I was married at 18. I have been out of the organization four months and I live alone now in Columbus, Ohio.
There's a story I have not told yet and it is the one I want to tell you tonight. It is the story of what happened when I begged the elders for a therapist.
I want you to understand what really lives behind the closed doors of a Jehovah's Witness marriage.
I want you to know what the men who are supposed to be your shepherds actually say when a young wife tells them she cannot sleep, cannot eat, cannot stop crying in the basement laundry room with the dryer running so her husband does not hear her. They do not say go see someone. They do not say find help. They open the New World Translation. They quote Ephesians 5 and 1 Peter 3. They tell you that depression is a fruit of weak spirituality.
They tell you to read more, pray more, attend more meetings, submit more completely to your husband as your head.
They prescribe headship as the cure.
There is a phrase brother Kesler used with me almost casually that took me years to understand was not care.
It was containment.
Stay with me through this one. If anything I am about to say sounds familiar. If you grew up in a house where your sadness was a sin and your silence was a virtue, I want you in the room with me while I tell it. Subscribe so the next woman who needs to hear this finds it. Leave a comment, even one sentence, so the women still inside know they are not the only ones.

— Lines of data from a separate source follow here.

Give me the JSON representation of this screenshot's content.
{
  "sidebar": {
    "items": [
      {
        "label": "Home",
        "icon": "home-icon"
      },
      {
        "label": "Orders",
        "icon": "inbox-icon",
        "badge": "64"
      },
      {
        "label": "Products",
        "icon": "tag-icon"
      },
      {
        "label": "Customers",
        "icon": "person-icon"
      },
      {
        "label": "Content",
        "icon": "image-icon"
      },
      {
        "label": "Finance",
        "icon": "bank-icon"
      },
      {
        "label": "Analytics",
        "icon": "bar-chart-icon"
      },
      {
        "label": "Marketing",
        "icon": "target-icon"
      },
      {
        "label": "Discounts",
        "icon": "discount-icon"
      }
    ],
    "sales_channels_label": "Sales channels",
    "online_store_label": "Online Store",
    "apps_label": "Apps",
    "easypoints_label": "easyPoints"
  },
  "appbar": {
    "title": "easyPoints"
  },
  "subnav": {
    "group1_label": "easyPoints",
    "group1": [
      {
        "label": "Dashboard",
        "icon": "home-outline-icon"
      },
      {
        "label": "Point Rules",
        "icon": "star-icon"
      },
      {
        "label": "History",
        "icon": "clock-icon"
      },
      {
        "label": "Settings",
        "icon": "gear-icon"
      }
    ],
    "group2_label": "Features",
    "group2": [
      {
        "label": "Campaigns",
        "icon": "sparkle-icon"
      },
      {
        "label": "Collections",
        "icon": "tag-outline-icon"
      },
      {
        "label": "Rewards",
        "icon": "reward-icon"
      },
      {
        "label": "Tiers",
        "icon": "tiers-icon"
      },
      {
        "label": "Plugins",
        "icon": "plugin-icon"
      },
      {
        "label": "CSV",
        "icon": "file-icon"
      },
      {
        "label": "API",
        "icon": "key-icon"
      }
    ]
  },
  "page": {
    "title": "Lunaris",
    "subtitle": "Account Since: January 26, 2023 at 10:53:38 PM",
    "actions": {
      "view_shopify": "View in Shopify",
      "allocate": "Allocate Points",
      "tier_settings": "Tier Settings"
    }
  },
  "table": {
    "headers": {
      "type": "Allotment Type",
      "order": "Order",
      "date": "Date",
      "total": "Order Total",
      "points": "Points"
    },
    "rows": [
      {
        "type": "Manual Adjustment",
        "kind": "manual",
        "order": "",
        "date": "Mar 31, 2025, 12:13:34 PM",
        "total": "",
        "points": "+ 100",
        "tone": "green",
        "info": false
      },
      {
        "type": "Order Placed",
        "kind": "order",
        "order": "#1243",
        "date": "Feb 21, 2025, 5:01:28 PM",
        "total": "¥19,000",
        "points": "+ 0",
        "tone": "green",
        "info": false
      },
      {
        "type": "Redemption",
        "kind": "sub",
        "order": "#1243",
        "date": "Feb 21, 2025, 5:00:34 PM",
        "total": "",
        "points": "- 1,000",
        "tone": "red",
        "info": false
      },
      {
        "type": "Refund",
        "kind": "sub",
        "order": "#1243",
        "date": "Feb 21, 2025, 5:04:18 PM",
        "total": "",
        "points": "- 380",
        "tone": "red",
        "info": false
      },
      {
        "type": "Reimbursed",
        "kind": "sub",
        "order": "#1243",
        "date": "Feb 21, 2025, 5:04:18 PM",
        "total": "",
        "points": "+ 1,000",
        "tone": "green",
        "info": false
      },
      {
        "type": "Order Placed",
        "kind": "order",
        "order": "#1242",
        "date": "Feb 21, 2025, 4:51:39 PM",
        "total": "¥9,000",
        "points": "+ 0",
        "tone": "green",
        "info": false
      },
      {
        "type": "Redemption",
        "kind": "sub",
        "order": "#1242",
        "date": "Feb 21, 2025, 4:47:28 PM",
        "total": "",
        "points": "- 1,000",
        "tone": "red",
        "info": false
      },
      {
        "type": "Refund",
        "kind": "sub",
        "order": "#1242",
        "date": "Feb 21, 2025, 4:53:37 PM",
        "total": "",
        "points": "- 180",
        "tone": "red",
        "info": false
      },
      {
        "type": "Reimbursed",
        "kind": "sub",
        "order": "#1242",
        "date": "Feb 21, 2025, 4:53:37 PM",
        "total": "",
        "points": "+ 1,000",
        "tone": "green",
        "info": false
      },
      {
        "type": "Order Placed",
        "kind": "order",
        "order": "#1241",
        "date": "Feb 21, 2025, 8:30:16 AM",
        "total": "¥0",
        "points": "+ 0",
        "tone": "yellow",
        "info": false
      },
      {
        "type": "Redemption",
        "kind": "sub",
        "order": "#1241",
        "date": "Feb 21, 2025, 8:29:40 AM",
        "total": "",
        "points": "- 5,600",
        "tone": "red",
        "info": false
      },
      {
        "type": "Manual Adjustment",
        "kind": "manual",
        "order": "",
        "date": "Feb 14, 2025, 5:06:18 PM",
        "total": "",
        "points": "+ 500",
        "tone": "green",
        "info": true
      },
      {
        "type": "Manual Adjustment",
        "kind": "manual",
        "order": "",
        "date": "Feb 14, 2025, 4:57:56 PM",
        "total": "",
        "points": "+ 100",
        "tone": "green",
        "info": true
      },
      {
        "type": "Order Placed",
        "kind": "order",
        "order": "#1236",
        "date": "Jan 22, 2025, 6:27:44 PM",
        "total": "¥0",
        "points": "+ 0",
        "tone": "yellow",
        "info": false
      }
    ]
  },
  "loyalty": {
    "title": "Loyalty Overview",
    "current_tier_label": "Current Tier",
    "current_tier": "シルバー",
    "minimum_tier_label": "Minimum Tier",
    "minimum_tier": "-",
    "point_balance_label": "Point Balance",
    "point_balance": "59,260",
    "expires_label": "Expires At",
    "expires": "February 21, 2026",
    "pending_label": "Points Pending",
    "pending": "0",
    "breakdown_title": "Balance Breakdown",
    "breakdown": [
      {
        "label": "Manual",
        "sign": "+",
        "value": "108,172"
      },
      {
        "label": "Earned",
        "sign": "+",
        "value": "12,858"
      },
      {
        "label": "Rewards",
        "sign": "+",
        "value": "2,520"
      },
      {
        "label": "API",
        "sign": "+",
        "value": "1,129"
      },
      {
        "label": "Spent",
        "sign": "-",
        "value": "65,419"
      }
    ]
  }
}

Your voice in the comments is somebody else's hand on a railing. That is the only reason I ask.
The first time I asked for help, I was 23 years old, and I was holding a small blue palmsized notebook that did not belong to me. I had found it that morning in the top drawer of Daniel's nightstand underneath his copy of the Shepherd, the Flock of God elders manual.
I was not snooping. I was looking for a Tylenol. He kept the bottle there because he did not like medicine cabinets. He said they accumulated worldly pharmaceuticals.
So, the Tylenol went in the drawer with the manual and the cheap ballpoint pens and this notebook I had never seen before. I opened it. I sat down on the edge of the bed in our first apartment in Mansfield, the apartment with the beige walls and the framed Proverbs 3 plaque over the couch, and I read every page.
It was a log.
My husband, Daniel Hoffman, 22 when I married him, a ministerial servant being groomed for elder, considered exemplary in the Mansfield North congregation, had been keeping a log of my menstrual cycle in cheap ballpoint columns. Dated entries dot dot dot for the days of bleeding, a separate column for the nights we had been intimate, a third column with letter codes I could not parse at first until I realized they were a private rating system. S for submissive, R for resistant, Q for quiet, Q plus when I had cried. He had been keeping it for almost a year.
I sat there with the notebook in my lap and the Tylenol bottle in my other hand, and I understood, the way you understand a sentence in a language you almost know, that I was being managed.
That was the morning the depression started. Or rather, that was the morning I noticed it had been there for months, sitting underneath every meal, every family worship night at 7 sharp, every Saturday field service in the Kingdom Hall parking lot with a paper coffee cup going cold in my hand. I had been submissive. I had been quiet. I had been a queue in his column, and it had not made anything better. The marriage was still the marriage. Underneath all of it, I had stopped wanting anything. I had stopped wanting breakfast. I had stopped wanting to call my mother. I had stopped wanting to pick up the phone at all. I told Daniel about a month later that I needed to see somebody. I did not say therapist. I knew better than to say that word in our house. I said I needed to talk to somebody. Anybody. A doctor, maybe. A woman, maybe.
He looked at me across the kitchen table where we ate every dinner at 6:23 because Daniel said dinner before 6 was rushed and after 6:30 was undisiplined.
And he said, "This is a spiritual problem. Sister, the world cannot fix what only Jehovah can fix. We will speak to the elders. There is a sister I used to sit next to at the Kingdom Hall. Her name does not matter. who would sometimes look over at me during the Kingdom songs and reach for my elbow.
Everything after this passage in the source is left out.